The U.S. Air Force is planning to use algorithms to fly autonomous jet fighters. (Source: Air Force Research Laboratory)

Air Force Plans to Use Human Pilots Along with Autonomous Controls for Future Air Defense

On the surface, it might seem like a good idea. The U.S. Air Force has announced it wants to build up future air defenses with AI flying fighter jets in tandem with humans flying fighter jets. The article on nationaldefensemagazine.org describes failed tests that opened the Air Force’s eyes to how it plans to proceed

According to Secretary of the Air Force Frank Kendall and Gen. Mark Kelly, commander of Combat Air Command, the combination of algorithms and human pilots could be a nearly unbeatable combination.

Both men have pitched the Air Force’s Next-Generation Air Dominance program as a package deal of crewed and uncrewed systems. While the collaborative combat aircraft program isn’t funded to start until 2024, industry executives said they are gearing up their autonomous capabilities to expand the potential for manned and unmanned teaming.

And General Kelly said he expects private companies to be involved in putting the fighter jet design teams together.

“I’m an advocate to iterate our way there because I think there’s so much we don’t know,” he said during a media roundtable at the Air and Space Forces Association’s annual conference in National Harbor, Maryland.

Operational tests for the collaborative combat aircraft will take place in two or three years, General Kelly said.

The industry needs to participate in the experimentation that will shape the autonomous capabilities, said Mike Atwood, senior director, of the advanced programs group at General Atomics Aeronautical Systems.

“I think that will be maybe the Sputnik moment of cultural change, where we realize when we saw … F-22 and F-35s in the range, how challenging it is to go against that,” Atwood said during a panel at the conference.

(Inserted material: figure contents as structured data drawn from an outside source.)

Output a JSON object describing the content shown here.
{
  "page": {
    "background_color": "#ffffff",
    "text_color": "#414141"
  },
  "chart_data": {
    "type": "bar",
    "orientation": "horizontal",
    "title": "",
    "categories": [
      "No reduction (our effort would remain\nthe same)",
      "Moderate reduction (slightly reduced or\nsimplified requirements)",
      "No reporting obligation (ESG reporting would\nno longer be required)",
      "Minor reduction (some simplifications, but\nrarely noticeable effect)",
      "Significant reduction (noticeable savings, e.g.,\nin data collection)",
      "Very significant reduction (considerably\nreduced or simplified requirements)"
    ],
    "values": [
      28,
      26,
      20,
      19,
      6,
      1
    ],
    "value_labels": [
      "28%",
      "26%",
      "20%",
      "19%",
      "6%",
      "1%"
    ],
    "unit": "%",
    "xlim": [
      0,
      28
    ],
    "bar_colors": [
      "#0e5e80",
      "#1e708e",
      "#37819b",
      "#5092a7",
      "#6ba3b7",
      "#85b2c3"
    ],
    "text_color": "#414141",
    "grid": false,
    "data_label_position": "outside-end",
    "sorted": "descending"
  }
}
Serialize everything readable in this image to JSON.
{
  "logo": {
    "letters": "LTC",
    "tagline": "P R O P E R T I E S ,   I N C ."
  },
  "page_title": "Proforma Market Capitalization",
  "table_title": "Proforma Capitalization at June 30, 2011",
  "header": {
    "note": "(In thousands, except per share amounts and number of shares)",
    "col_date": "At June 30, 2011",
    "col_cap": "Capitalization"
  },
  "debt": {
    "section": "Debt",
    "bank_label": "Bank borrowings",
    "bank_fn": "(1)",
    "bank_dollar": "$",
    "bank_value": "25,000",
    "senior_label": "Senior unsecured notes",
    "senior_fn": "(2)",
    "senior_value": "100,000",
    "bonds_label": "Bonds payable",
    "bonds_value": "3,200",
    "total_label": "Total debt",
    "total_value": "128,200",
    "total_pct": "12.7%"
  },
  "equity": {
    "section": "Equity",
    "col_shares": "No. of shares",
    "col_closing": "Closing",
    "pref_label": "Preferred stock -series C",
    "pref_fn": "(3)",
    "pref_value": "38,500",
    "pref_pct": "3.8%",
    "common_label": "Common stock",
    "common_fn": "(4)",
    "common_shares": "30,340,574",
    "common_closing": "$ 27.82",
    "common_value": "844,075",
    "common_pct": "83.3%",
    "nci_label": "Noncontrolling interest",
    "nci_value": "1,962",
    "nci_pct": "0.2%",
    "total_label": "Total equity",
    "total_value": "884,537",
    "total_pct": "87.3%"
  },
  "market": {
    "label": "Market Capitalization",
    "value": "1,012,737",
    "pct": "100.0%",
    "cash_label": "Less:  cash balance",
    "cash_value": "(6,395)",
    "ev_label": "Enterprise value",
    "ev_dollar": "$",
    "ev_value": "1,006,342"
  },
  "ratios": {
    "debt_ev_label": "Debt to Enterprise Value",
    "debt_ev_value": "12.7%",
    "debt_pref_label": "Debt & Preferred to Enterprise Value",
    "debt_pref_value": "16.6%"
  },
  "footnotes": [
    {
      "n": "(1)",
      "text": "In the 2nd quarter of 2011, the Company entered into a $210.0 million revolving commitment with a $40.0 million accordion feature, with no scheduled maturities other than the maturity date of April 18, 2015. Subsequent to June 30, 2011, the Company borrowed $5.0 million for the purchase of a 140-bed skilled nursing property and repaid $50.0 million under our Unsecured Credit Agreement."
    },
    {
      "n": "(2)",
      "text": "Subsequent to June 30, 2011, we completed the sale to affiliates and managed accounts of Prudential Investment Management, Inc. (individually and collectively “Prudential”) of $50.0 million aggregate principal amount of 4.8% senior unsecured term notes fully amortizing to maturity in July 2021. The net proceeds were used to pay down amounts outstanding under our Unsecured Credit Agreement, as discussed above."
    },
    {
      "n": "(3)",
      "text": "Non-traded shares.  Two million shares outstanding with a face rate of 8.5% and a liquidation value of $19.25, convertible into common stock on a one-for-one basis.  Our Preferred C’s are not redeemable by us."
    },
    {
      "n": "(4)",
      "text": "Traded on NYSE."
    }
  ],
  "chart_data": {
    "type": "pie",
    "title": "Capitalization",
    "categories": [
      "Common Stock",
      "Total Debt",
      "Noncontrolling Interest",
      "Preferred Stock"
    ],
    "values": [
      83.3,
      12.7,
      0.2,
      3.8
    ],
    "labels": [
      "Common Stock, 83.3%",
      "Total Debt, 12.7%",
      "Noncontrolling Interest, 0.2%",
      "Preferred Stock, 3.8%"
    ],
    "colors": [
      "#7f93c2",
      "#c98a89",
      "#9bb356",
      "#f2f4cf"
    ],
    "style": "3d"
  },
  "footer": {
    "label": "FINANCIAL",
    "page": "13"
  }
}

One area for the industry to navigate alongside the Air Force is how it will face other AI-based systems, he said during a panel discussion at the conference. That challenge could shape the ethical limits of autonomous systems.

Using the Best Industry-Produced AI

A new advancement in autonomous capabilities with potential for future AI-controlled aerial vehicles is reinforced learning, he said. Using algorithms, an operator can define the world the machine is allowed to operate in and give it a set of actions. The device can then self-learn all the possible combinations of those actions in the set environment.

This type of learning could be reassuring to those with concerns about AI, especially as the military begins to test its largest class of unmanned aerial vehicles, he said. Setting the limits of what the machine can do can be comforting, but it still allows the system to innovate, Atwood said.

And with the combined training of human pilots, there is a more precise picture emerging that has the military very excited about future abilities in confrontations with our enemies.

The Air Force and industry need to discuss where the range of acceptable behavior is for AI and how to build trust within that range, Gen Kelly said.